The jawbone in the sea provides clues to extinct denisovaman
Most people know our « cousin » Neanderthal. Significantly fewer have heard of the Denissovan. No wonder maybe, since the discovery of this human species was not made with the help of any spectacular fossil finds. Instead, it is based solely on a DNA analysis that was performed in 2010 by a research group in Germany, with the Swede Svante Pääbo at the forefront.
– They analyzed the genetic mass in small bone fragments found in the Denisovrottan in Siberia. That’s all there was. Nevertheless, it was found that it was a whole new species that lived in parallel with the Neanderthals and our own species, says Lars Werdelin, professor of paleontology at the Natural History Museum in Stockholm.
Handy fossil So it was bad. In May 2019, however, researchers were able to show that a jawbone that had previously been discovered in a cave on the Tibetan high plateau also belonged to the Denisova. Researchers have now identified a third fossil, also a jawbone found in 2008 by fishermen outside Taiwan.
– It’s pretty shallow between China and Taiwan. During the ice ages, the water level was so low that the two land masses were put together, says Lars Werdelin.
The jaw bone is called money 1. But in the current study, which is reported in the journal Science, the researchers have not analyzed the jaw bone’s inheritance, but its proteins. Since the sequence of amino acids that constitutes a protein is determined by what the genetic mass looks like, the order of these amino acids also says something about the genetic mass. In addition, proteins are not broken down as easily as DNA.
– We first tried to get DNA, but failed. Then we started looking for proteins instead, because some of the variation that exists in DNA can be seen in the proteins, says one of the researchers behind the study, Finnish -Swedish Zandra Fagernäs, who researches the subject of paleoproteomics at the University of Copenhagen.
– In the end we found 51 proteins, or pieces of them, which is quite fantastic considering how old the jawbone is.

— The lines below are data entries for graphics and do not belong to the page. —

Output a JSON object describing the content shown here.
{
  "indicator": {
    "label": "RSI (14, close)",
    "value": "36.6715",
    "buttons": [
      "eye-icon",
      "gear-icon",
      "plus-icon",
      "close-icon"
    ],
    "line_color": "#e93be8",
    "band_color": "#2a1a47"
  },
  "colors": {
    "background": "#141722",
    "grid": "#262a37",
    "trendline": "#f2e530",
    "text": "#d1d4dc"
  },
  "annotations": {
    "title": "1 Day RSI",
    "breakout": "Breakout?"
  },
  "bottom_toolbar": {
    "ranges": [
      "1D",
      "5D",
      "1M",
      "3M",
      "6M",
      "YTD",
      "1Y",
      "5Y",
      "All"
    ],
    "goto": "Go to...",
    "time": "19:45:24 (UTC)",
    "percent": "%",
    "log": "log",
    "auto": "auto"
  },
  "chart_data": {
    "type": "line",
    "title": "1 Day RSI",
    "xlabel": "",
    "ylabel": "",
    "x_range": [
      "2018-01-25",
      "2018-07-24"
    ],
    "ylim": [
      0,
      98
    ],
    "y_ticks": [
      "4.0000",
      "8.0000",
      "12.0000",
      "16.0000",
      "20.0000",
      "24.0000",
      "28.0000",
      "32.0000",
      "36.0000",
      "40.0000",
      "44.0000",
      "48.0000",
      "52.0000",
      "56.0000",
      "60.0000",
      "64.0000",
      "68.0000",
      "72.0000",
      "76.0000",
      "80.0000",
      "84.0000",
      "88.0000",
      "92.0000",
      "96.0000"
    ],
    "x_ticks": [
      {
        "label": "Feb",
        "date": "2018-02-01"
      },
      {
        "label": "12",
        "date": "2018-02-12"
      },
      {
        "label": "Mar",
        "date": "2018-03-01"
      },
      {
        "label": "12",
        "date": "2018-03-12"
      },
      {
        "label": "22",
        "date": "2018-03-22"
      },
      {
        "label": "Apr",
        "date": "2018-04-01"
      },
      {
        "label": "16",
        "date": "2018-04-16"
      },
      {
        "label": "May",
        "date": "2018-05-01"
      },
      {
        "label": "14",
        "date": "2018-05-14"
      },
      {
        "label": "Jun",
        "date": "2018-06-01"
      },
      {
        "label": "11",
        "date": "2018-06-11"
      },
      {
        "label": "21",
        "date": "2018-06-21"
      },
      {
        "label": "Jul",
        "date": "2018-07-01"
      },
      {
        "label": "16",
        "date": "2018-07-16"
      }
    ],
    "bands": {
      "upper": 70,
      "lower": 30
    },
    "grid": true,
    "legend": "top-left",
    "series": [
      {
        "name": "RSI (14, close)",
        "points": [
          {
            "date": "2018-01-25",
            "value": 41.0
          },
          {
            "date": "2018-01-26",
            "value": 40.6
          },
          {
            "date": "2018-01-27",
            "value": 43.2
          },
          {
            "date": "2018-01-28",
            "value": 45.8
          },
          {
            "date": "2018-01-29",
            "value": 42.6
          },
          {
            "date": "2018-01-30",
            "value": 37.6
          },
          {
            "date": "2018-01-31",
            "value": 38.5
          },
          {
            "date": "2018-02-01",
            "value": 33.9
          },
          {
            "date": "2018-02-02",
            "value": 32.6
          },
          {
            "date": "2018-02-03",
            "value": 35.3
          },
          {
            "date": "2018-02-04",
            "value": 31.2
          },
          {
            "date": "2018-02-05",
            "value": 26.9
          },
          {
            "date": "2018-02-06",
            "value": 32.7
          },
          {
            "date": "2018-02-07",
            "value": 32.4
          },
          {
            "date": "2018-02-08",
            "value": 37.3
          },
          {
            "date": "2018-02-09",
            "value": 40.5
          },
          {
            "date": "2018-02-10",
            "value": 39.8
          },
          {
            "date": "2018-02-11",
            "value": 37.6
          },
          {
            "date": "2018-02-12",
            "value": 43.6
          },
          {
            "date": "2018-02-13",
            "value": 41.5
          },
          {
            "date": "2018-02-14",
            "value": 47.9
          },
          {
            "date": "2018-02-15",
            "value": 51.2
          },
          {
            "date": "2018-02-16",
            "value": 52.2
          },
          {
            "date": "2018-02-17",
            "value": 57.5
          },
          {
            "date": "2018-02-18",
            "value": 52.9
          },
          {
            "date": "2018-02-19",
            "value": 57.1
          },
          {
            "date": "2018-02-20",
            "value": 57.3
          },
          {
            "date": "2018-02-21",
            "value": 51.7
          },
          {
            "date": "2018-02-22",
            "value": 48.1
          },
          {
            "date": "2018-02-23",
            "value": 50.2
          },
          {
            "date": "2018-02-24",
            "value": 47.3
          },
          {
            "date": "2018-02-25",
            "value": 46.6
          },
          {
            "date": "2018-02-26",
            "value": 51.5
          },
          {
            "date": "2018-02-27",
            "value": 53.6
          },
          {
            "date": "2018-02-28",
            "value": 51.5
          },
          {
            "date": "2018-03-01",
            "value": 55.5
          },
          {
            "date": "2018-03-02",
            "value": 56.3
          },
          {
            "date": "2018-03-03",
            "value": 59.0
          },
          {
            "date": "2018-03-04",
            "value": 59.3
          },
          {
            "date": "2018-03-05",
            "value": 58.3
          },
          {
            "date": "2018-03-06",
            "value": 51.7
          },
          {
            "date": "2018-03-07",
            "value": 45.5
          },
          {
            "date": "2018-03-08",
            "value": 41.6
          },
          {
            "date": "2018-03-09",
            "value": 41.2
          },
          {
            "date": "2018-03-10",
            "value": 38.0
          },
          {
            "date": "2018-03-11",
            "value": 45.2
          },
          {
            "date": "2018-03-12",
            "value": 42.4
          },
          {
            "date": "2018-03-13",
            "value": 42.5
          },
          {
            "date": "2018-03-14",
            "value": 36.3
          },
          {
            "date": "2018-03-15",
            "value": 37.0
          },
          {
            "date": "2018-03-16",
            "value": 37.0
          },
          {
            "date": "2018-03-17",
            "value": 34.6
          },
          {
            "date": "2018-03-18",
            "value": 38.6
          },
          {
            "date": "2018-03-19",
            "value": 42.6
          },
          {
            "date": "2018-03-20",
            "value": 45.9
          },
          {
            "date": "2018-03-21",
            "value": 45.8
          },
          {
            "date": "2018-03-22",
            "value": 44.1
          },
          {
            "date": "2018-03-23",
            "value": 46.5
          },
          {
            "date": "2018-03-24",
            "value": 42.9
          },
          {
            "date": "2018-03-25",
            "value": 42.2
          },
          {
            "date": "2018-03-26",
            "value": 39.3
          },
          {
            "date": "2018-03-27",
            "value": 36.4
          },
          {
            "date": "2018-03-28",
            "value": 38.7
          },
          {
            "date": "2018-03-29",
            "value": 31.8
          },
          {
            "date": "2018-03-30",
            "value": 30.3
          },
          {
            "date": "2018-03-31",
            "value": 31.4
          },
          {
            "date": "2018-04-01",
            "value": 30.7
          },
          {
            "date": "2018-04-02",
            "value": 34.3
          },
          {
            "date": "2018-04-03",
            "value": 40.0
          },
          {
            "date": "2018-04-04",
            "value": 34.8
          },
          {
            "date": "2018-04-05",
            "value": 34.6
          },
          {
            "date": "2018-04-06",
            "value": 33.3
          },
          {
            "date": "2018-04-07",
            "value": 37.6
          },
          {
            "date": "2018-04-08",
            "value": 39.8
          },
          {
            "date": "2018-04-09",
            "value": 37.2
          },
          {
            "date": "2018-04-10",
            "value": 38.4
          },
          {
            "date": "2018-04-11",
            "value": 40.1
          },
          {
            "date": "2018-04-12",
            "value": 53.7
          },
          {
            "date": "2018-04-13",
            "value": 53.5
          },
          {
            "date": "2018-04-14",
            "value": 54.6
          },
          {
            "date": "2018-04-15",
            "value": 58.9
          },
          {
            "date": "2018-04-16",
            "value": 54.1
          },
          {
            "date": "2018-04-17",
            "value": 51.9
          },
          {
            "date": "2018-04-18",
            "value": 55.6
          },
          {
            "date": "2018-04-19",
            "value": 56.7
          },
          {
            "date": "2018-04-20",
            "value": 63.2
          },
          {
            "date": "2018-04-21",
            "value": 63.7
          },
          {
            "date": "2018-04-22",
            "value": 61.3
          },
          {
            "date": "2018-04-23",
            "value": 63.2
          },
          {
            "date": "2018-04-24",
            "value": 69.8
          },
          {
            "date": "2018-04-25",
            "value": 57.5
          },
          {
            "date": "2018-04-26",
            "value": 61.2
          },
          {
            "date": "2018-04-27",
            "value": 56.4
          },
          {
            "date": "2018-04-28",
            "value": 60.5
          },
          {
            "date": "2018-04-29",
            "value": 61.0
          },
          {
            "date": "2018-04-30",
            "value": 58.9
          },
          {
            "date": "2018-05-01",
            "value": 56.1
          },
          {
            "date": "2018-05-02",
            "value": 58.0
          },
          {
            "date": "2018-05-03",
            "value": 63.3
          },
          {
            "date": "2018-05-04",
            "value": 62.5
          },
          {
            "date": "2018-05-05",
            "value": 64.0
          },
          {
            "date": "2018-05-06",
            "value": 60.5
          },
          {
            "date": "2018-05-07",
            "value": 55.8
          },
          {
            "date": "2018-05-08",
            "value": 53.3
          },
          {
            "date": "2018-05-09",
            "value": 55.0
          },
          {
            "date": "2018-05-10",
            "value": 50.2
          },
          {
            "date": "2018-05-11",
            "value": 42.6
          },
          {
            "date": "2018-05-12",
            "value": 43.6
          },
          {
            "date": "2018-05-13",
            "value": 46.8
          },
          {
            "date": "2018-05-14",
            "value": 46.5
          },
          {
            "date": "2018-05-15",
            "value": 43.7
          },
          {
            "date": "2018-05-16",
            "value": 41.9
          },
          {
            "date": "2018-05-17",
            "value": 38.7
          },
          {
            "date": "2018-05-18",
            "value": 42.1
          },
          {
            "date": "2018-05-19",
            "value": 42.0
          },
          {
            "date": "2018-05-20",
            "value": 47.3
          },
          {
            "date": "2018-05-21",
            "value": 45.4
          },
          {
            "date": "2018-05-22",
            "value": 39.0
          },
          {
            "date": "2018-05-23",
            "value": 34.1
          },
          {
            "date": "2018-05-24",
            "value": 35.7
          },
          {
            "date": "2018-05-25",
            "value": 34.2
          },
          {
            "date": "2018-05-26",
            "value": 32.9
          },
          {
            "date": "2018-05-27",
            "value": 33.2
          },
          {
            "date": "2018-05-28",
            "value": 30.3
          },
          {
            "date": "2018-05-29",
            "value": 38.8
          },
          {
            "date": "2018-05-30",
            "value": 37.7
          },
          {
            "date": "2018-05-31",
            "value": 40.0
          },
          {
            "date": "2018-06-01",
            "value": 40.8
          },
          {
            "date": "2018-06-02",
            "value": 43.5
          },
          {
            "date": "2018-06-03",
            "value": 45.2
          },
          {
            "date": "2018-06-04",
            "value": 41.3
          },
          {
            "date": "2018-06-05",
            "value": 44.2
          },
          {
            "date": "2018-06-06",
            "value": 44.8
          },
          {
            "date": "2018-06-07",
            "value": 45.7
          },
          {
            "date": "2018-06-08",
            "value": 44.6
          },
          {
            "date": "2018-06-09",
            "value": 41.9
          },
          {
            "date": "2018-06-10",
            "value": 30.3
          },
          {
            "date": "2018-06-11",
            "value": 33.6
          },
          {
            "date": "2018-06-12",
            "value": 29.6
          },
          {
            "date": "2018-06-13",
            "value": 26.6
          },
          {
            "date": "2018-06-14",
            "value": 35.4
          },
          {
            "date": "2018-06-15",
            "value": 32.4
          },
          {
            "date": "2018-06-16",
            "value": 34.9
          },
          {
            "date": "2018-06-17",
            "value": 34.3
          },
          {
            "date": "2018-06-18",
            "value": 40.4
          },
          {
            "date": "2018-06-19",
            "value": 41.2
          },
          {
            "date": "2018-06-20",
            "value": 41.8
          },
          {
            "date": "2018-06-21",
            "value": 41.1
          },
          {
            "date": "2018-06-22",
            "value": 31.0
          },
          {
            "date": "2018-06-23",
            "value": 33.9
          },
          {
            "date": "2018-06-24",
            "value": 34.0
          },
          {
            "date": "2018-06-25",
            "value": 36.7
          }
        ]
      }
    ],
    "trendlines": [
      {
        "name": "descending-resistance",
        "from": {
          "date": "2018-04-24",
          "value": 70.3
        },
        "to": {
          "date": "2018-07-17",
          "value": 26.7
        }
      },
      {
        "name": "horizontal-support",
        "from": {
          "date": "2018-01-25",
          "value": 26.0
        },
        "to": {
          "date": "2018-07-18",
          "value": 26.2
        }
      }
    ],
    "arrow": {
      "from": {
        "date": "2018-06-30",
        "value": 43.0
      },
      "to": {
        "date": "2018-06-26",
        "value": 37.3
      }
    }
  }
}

The proteins were compared Then with them in modern man, Neanderthal and Denisovaman.
– Then we saw that the jaw bone must have belonged to a Denisova, says Zandra Fagernäs.
The analyzes show that the jawbone is either between 10,000 and 70,000 years old, or between 130,000 and 190,000 years.
– We used different methods, but it was the closest we could come up with unfortunately, says Zandra Fagernäs.
Except for the discovery Shows that the Denissova people also existed in Easternmost Asia, it also increases the understanding of what these people looked like. Both Penghu 1 and the jaw found on the Tibetan high plateau are relatively thin in a dorso -tentral direction, that is, « from the top down », but wide the other direction.
– The shape of the Neanderthal’s jawbone is just the opposite. This indicates that there was an appearance difference between Denisova and Neanderthal, says Lars Werdelin.
However, it did not prevent us modern people, gay sapiens, from having sex with both of them. This is known because you find gene variants from both Neanderthal and Denisova with us today. But while the Neanderthal man seems to have lived more west, including in Europe, the researchers believe that Denisova mainly lived east, in Central and Southeast Asia. In 2021 discovered scientists From Uppsala University that the highest proportion of Denisova genes is among the ethnic group of Ayta Magbukon in the Philippines.